A commenter on my post about why I remain Catholic asked,
Have you considered the possibility that you can still believe what the Catholic Church teaches but leave the organization itself in protest against its history of protecting abusers?
The Church is the Body of Christ. Its members are all sinners, and sometimes they do horrible things. But I will not willingly cut myself off from it.
To amplify: I believe what the Church teaches about itself. It is not simply a human organization. Rather, it is the Church founded by Christ Himself to be His body in this world, through which His revelation is passed down and through which His sacraments are given to us. Those sacraments are the primary means of grace by which we grow closer to God and come in time to eternal life. Christ is the head of this Church; the Holy Spirit is its soul. Individual Catholics, from the popes on down to the lay-folk in the pews, are all members of this body, and all sinners.
Jesus Christ is my life. If I cut myself off from His body, I cut myself off from Him. If I were to continue to believe what the Church teaches but leave the Church, I would precisely and exactly be cutting myself off from Him. This I will not do.
My interlocutor (and isn’t that a lovely word?) responded,
And what if it was not just the members of the church but its leadership? What if, by remaining a member, you were condoning their criminal actions?
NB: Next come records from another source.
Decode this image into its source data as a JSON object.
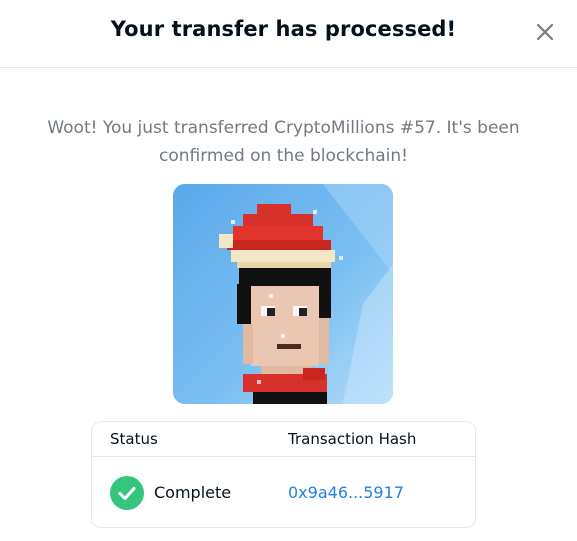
{
  "modal": {
    "title": "Your transfer has processed!",
    "close_icon": "close-icon"
  },
  "message": "Woot! You just transferred CryptoMillions #57. It's been confirmed on the blockchain!",
  "nft": {
    "name": "CryptoMillions #57",
    "background_color": "#6fb6ee"
  },
  "transaction_table": {
    "headers": [
      "Status",
      "Transaction Hash"
    ],
    "row": {
      "status": "Complete",
      "status_icon": "check-icon",
      "hash": "0x9a46...5917"
    }
  },
  "colors": {
    "accent_link": "#2081e2",
    "success": "#34c77b",
    "muted_text": "#707a83",
    "border": "#e5e8eb"
  }
}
But seriously: to focus on the abuse scandal as the prime evil perpetrated by members of the Catholic Church is to be ignorant of history. Do a little studying, and you can find far bigger sticks to beat us with. There are have been sinners in the Church hierarchy from the earliest days down to the present. We’re all sinners; some of us are going to be great and egregious sinners, and some of those are going to be in places they shouldn’t be. Most of us (and not just Christians) abuse God’s patience most profligately (have you ever noticed how seldom bolts of lightning turn blasphemers into greasy spots on the pavement?). Some of the popes have been real pieces of work; papal infallibility by no means implies papal holiness. (One pope was involved in a plot to poison his predecessor, IIRC.) When we can, we honor those who hold office in the Church; when we can’t, we continue to honor the office.
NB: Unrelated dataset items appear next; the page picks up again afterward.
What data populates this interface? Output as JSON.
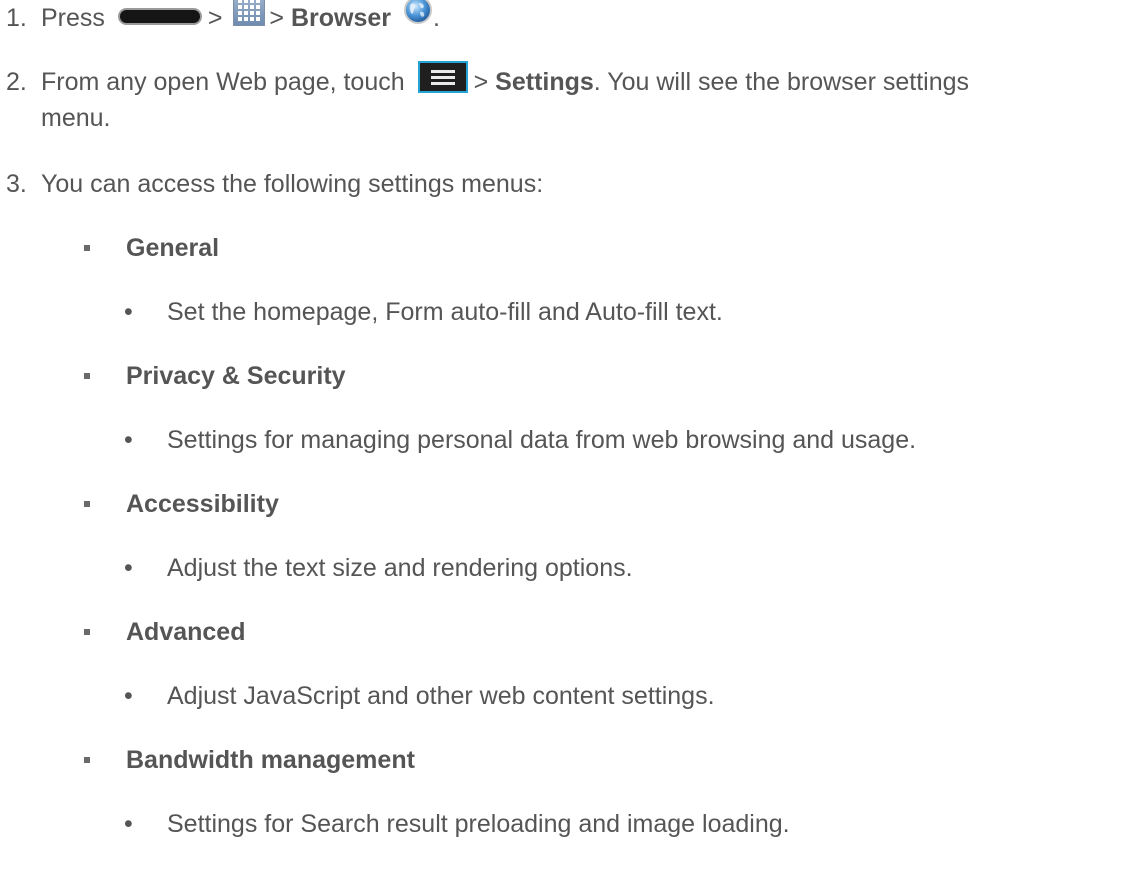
{
  "steps": [
    {
      "number": "1.",
      "parts": {
        "press": "Press",
        "sep1": ">",
        "sep2": ">",
        "browser": "Browser",
        "end": "."
      },
      "icons": [
        "home-key-icon",
        "apps-grid-icon",
        "browser-globe-icon"
      ]
    },
    {
      "number": "2.",
      "parts": {
        "lead": "From any open Web page, touch",
        "sep": ">",
        "settings": "Settings",
        "trail": ". You will see the browser settings",
        "wrap": "menu."
      },
      "icons": [
        "menu-key-icon"
      ]
    },
    {
      "number": "3.",
      "text": "You can access the following settings menus:"
    }
  ],
  "menus": [
    {
      "title": "General",
      "description": "Set the homepage, Form auto-fill and Auto-fill text."
    },
    {
      "title": "Privacy & Security",
      "description": "Settings for managing personal data from web browsing and usage."
    },
    {
      "title": "Accessibility",
      "description": "Adjust the text size and rendering options."
    },
    {
      "title": "Advanced",
      "description": "Adjust JavaScript and other web content settings."
    },
    {
      "title": "Bandwidth management",
      "description": "Settings for Search result preloading and image loading."
    }
  ],
  "bullet_dot": "•",
  "colors": {
    "text": "#555555",
    "menu_key_border": "#23a3d6"
  }
}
But the Church isn’t about them; it’s about Christ. It isn’t about us, either; it’s about Christ who, in His mercy, works with the materials He has to hand.
All that said: while the members of the Church’s hierarchy are sinful men (like me), I don’t buy that the Church is a kind of criminal organization dedicated to preserving its members from prosecution. There are always bad apples, but I think the current basket of apples is in pretty good shape, on average. Constance Hull at “Swimming the Depths” has a related post about how bad—and good!—the Church is.